Le président, M. Jacques Chagnon
Le Président (M. Chagnon): Merci, M. le ministre. J'aurais aussi à remercier tous les membres, toutes les personnes, tous les groupes qui ont participé à nos travaux depuis trois jours. Je pense que la qualité des débats, l'élévation des débats a fait en sorte justement de permettre à notre commission d'atteindre ce but que nous recherchons toujours lorsqu'on étudie et approfondit des questions qui touchent l'éducation. On s'attend à ce genre de débats là quand on touche ce sujet-ci.
Et, dans ce cadre-là, il me reste aussi à remercier tous les membres de la commission pour la grande qualité de travail qu'ils ont faite, les membres de la commission, les employés de la commission, secrétaires, techniciens, les gens du secrétariat, les gens du ministère de l'Éducation, les gens du cabinet et les gens du Service de recherche de l'opposition. Et il me reste évidemment, je pense, entre autres...
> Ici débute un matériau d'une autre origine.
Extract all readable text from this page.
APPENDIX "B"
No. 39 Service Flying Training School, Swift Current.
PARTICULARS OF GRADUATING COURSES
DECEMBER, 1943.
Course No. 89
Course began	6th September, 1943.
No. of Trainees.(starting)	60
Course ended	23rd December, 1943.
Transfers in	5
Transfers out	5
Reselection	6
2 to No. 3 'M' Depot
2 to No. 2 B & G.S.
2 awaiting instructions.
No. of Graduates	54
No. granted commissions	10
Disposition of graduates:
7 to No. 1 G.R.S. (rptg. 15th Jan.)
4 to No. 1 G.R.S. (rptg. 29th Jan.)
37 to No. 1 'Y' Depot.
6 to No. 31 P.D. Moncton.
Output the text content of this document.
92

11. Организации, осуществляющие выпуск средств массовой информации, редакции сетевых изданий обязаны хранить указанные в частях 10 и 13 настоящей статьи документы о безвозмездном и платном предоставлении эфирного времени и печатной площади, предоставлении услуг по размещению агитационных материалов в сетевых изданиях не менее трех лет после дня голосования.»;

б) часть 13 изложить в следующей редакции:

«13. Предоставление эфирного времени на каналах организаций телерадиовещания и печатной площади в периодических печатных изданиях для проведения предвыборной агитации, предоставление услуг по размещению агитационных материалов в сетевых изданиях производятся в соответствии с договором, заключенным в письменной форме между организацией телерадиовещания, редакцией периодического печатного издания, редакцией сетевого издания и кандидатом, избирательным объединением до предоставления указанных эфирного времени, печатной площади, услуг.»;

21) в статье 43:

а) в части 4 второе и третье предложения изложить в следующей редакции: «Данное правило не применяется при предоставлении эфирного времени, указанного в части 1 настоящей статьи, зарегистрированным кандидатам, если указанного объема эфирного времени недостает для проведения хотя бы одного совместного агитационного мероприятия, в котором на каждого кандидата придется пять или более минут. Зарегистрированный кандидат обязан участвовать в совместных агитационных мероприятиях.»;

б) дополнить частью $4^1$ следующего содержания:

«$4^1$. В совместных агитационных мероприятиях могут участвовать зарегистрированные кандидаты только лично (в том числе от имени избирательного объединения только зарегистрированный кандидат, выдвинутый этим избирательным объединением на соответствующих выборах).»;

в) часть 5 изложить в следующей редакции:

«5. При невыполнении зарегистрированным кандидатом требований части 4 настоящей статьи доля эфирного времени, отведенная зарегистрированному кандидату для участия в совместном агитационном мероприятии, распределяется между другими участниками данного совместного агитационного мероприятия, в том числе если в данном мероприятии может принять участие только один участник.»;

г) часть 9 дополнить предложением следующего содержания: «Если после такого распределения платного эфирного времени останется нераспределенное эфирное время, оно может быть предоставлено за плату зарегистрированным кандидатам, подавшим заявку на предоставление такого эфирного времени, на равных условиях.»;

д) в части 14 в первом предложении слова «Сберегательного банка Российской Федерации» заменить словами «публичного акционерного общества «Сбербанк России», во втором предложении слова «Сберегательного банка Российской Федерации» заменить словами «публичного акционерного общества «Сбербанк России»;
J'ai eu un flash, à un moment donné, quand M. Rousseau disait qu'il avait perdu des étudiants, depuis quelques années, en matière d'enseignement religieux. Je dois confesser probablement aujourd'hui que j'ai été probablement un de ceux qui ont fait en sorte, sans le vouloir, que cela arrive. Quand, en 1994, au printemps, je faisais adopter les règles de sanction du secondaire par le gouvernement, j'avais exclu l'enseignement religieux catholique ou protestant dans les règles de sanction. Peut-être vous en souviendrez-vous. Je me rappelle de débats, au Conseil des ministres de l'époque, qui avaient été assez bons, assez musclés, entre autres avec M. Ryan qui avait une vision, on le sait, sur ces questions-là, qui était très intéressante et très réfléchie. Bref, j'ai dû faire en sorte de contribuer à diminuer votre nombre d'étudiants sans le vouloir.
Mais une chose est certaine, c'est un débat qui est extrêmement important pour l'ensemble de la société québécoise, et la façon sereine dont nous l'abordons, la façon dont nous allons probablement, dans la semaine qui vient... ? j'anticipe que, mardi, mercredi, j'anticipe, dis-je, que mardi, mercredi, nous aurions probablement à étudier le projet de loi article par article ? nous amènera évidemment à faire un autre pas dans le sens qui est choisi par le gouvernement et le ministre.
Et en même temps je vous rappelle que, mercredi matin, à 8 heures, nous aurons une séance de travail pour préparer le document, pour déposer éventuellement à l'Assemblée nationale, sur l'avenir des universités, sur le rôle des universités et sur les universités en général. Alors, il me reste à vous souhaiter une bonne journée, à vous remercier tous encore une fois et à ajourner sine die.